Le 18.11.2011 81 vues

La culture du safran

Le Maroc cultive le safran depuis des siècles. Apprécié pour sa saveur et ses qualités curatives, le safran est une des épices les plus chères au monde. Pourtant ceux qui la cultivent en tirent peu de bénéfices au regard des profits réalisés sur le marché mondial. Dans cette région du sud-marocain, les champs sont couverts de la fleur violette dont le safran est dérivé. Mais les revenus de cette culture restent faibles. Une livre de safran (450 gr.) exige la récolte de plus de 50 000 fleurs, soit une surface de culture supérieure à celle d’un terrain de football !

Agriculteur : « Si je veux faire pousser plus de safran, je vais devoir cultiver plus de terres. C’est faisables, pour moi, car mes fils sont adultes et peuvent m’aider ».

Les autorités marocaines encouragent les agriculteurs à planter davantage de fleurs de safran pour stimuler l’économie locale. Car les exportations sont une source de revenus très intéressante pour le Royaume. Par ailleurs, les familles paysannes maintiennent une forte tradition communautaire qui favorise l’organisation des producteurs de safran en groupements et en réseau coopératives, union, ou fédération. Un moyen de faire évoluer la situation…

Ismaël EL-HAMDI, Ingénieur agronome et fonctionnaire local : « Nous avons mis en place un certain nombre de coopératives, que nous avons regroupées pour tirer des « bénéfices économiques partagés ». L’idée de ce regroupement est d’éviter la spéculation et la multiplication des intermédiaires pour une  rentabilité optimale ».
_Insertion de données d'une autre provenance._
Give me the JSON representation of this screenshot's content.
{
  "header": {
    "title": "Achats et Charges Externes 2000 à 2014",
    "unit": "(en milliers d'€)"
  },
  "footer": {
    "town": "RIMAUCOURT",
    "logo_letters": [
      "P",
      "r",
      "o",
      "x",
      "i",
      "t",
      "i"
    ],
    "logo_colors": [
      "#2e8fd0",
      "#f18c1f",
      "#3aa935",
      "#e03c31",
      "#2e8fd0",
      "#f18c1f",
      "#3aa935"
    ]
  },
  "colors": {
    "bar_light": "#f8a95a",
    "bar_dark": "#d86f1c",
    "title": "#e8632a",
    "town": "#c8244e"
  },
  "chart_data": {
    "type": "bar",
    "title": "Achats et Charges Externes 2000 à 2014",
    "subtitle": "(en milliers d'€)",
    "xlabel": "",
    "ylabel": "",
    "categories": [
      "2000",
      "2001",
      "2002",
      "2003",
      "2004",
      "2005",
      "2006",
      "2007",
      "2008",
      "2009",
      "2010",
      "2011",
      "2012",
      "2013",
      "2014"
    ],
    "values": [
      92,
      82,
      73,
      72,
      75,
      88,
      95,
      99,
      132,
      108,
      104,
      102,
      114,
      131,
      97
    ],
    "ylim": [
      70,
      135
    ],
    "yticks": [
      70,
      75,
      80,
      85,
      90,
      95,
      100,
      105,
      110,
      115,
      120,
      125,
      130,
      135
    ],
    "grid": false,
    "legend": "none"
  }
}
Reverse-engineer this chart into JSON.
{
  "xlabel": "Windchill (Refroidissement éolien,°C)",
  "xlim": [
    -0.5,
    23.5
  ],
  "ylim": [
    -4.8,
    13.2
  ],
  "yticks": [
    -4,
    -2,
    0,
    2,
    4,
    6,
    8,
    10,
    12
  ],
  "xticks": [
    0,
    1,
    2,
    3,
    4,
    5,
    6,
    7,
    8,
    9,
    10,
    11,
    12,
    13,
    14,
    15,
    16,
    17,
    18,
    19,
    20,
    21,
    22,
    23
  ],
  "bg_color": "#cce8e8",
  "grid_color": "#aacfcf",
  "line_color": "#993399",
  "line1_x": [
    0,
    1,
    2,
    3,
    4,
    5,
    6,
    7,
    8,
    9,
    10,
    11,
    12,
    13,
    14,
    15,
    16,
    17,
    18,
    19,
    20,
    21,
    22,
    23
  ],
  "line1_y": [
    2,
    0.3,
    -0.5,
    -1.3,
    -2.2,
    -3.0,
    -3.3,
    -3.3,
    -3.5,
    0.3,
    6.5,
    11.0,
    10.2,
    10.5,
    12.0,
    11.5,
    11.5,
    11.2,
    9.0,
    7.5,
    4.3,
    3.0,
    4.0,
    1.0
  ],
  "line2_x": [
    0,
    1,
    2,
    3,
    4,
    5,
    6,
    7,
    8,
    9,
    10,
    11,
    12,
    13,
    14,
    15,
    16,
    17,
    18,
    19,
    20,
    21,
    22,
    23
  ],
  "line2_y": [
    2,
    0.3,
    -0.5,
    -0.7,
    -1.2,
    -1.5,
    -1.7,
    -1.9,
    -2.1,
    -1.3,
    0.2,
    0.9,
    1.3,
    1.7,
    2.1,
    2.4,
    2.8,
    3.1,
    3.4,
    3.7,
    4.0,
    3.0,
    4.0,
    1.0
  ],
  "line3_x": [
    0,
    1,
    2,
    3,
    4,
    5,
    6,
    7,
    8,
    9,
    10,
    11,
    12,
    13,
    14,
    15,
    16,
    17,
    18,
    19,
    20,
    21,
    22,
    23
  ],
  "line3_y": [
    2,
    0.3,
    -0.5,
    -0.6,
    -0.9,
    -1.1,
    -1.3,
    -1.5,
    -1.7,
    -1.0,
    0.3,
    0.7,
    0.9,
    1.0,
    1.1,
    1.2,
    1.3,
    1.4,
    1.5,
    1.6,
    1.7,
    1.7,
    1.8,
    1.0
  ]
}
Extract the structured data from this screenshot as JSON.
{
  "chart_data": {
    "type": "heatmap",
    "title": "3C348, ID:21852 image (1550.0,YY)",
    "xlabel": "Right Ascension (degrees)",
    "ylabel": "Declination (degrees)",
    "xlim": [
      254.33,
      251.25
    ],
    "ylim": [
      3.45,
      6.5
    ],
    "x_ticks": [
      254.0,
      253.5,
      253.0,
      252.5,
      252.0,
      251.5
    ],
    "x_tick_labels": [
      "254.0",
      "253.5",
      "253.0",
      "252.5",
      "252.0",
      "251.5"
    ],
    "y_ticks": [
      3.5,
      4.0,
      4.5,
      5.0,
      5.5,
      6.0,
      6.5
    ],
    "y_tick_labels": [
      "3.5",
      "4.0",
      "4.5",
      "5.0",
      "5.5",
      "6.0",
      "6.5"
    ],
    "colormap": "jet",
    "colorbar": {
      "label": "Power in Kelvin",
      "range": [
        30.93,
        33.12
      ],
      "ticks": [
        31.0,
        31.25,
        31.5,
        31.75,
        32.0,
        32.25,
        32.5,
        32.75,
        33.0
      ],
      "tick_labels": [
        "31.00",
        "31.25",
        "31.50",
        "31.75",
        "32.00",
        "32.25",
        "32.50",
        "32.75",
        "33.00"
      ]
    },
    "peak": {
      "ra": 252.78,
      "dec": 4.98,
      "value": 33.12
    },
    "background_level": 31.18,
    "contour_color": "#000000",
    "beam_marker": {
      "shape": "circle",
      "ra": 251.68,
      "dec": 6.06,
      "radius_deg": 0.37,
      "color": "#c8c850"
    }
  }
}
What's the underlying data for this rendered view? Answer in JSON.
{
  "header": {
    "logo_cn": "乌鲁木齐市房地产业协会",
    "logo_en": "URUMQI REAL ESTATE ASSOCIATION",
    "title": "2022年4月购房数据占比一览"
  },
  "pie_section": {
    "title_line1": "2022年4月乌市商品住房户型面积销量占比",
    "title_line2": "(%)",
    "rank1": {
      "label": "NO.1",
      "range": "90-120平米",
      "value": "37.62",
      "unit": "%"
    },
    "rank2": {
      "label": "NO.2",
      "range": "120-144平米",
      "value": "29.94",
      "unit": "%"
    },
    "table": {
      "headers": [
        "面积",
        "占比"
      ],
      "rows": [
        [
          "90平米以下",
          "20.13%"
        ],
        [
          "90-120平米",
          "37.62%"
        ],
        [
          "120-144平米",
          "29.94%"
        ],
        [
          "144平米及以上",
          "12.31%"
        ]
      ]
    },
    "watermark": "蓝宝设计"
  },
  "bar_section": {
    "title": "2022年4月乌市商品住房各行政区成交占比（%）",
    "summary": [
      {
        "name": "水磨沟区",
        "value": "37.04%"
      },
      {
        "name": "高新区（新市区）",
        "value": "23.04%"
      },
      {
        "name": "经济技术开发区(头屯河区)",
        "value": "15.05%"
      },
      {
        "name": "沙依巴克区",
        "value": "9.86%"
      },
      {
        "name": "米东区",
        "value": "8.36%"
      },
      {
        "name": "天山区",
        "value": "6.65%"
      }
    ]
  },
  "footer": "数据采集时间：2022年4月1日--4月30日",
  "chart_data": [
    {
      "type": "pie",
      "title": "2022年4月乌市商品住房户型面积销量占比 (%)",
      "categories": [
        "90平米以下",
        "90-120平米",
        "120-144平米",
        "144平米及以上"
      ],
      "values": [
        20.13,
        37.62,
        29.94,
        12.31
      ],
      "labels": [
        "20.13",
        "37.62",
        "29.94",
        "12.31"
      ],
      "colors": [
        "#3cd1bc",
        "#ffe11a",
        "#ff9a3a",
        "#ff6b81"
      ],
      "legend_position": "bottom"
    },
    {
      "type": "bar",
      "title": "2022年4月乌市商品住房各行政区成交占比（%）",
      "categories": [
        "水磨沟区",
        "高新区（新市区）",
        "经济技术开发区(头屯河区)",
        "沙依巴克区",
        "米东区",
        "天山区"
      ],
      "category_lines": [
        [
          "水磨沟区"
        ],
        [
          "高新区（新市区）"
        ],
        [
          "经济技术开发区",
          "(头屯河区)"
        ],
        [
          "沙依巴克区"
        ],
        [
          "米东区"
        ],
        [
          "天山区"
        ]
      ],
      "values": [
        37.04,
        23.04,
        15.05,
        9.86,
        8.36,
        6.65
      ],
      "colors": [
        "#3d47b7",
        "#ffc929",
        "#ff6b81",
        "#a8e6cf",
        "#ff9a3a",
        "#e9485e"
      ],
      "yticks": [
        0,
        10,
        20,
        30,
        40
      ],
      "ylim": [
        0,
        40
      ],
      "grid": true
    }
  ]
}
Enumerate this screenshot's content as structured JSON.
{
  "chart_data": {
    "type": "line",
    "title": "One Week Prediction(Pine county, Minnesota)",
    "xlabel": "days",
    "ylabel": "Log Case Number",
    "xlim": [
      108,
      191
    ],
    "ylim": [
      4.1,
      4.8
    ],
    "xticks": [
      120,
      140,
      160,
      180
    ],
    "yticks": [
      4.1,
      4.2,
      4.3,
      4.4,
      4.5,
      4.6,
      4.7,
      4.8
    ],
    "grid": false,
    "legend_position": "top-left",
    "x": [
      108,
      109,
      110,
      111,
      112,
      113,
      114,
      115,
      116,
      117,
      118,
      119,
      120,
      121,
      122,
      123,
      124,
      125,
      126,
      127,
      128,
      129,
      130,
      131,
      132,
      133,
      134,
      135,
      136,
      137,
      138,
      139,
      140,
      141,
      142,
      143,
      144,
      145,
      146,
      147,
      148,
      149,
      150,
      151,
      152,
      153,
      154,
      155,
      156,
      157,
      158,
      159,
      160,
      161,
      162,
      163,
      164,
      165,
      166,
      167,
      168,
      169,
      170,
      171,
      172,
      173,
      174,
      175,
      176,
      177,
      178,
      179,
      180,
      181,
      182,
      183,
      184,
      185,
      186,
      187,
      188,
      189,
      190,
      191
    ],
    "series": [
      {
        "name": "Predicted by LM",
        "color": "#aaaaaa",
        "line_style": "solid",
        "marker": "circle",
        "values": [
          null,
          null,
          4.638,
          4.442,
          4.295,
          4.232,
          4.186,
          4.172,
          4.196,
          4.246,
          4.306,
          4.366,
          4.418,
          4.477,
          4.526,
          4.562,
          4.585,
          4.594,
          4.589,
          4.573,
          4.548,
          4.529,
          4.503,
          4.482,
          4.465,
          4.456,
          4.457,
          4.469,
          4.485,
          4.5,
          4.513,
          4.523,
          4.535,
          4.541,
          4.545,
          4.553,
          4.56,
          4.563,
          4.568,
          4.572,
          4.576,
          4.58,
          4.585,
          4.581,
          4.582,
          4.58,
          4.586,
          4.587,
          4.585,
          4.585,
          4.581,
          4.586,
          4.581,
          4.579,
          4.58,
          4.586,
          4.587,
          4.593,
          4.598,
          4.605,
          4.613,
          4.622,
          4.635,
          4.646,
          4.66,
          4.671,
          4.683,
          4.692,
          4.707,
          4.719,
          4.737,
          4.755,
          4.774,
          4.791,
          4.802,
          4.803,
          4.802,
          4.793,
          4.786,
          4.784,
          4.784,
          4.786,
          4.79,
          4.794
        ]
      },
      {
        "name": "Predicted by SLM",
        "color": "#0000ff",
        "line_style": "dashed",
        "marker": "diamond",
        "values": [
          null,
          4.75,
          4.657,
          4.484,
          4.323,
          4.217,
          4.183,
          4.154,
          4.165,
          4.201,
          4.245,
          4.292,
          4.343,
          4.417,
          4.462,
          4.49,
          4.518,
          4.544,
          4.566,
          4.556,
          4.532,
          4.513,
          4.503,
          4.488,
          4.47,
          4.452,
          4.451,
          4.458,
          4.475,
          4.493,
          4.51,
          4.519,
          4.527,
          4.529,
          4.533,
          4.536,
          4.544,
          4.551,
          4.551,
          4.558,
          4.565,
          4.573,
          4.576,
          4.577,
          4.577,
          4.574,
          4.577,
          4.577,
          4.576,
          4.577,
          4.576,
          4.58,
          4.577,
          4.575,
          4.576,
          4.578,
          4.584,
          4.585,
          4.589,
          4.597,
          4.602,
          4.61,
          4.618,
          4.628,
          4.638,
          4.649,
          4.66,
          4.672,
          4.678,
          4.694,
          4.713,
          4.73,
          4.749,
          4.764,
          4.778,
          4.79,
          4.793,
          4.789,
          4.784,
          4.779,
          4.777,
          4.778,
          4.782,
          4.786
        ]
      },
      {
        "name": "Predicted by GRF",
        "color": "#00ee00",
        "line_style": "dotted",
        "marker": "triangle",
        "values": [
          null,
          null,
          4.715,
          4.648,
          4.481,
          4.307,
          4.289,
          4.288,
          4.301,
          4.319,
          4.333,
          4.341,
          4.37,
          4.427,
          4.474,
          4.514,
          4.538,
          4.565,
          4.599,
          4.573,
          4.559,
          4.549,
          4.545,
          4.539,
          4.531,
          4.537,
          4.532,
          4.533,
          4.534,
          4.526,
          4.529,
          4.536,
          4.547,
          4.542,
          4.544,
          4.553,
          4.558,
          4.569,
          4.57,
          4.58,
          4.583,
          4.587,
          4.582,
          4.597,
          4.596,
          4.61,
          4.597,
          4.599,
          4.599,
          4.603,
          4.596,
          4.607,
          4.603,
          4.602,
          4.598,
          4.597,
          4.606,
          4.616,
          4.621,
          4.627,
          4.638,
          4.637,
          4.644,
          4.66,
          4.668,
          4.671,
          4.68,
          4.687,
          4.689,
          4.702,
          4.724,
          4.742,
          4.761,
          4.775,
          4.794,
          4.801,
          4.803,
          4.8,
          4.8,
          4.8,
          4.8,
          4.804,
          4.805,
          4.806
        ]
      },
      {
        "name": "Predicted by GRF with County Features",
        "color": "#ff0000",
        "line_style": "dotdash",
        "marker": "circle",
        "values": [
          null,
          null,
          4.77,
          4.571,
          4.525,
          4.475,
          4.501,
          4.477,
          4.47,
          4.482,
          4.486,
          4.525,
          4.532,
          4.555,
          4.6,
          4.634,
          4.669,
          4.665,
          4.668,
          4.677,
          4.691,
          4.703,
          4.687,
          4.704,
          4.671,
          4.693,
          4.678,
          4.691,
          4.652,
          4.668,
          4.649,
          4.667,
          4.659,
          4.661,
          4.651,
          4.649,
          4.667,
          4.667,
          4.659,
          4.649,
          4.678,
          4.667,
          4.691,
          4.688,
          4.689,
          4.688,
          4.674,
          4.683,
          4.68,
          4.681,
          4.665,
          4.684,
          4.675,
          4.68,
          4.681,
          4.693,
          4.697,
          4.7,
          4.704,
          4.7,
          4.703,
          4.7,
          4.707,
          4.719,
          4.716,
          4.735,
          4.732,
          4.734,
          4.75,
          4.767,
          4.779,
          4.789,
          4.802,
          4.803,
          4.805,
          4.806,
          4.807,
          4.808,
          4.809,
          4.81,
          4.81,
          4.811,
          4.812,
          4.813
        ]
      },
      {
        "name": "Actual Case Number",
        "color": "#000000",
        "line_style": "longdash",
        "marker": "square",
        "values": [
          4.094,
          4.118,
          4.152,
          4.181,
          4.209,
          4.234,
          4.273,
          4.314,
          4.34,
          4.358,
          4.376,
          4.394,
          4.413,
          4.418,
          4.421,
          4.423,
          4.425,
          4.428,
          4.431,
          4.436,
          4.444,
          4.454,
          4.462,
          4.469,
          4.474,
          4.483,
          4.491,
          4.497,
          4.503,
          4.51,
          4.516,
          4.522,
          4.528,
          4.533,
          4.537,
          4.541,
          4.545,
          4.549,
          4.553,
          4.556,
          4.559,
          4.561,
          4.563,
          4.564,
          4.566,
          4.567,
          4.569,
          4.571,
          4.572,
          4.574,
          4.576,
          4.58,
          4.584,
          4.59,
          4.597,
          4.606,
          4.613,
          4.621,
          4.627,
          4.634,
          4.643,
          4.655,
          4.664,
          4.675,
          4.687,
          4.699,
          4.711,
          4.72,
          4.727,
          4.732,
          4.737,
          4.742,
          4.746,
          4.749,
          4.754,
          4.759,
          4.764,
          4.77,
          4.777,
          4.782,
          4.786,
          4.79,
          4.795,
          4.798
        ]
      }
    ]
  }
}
L’isolement géographique des territoires de production du safran s’avère également problématique. Il favorise le maintien d’une pratique de marché archaïque, centrée sur un lieu unique d’échanges entre producteurs et courtiers. Et s’il n’existe pas d’alternative de marché, les agriculteurs se retrouvent alors obligés d’accepter de vendre leur production de safran au prix fixé par les courtiers. Une relation de dépendance nettement défavorable au producteur.

Khadija MOHAMEDI, Maison du Safran : « Le nombre de parcelles plantées de safran a progressé, mais bien que la quantité ait considérablement augmentée, le prix est resté le même voire a chuté C’est parce que les gens ne savent toujours pas commercialiser le safran. Ils ne savent pas comment mettre en place une stratégie marketing et vendre leurs produits ».

Sur place, en effet, le prix de gros du safran n’excède pas les 500 euros la livre, alors qu’au détail le consommateur peut payer jusqu’à dix fois cette somme.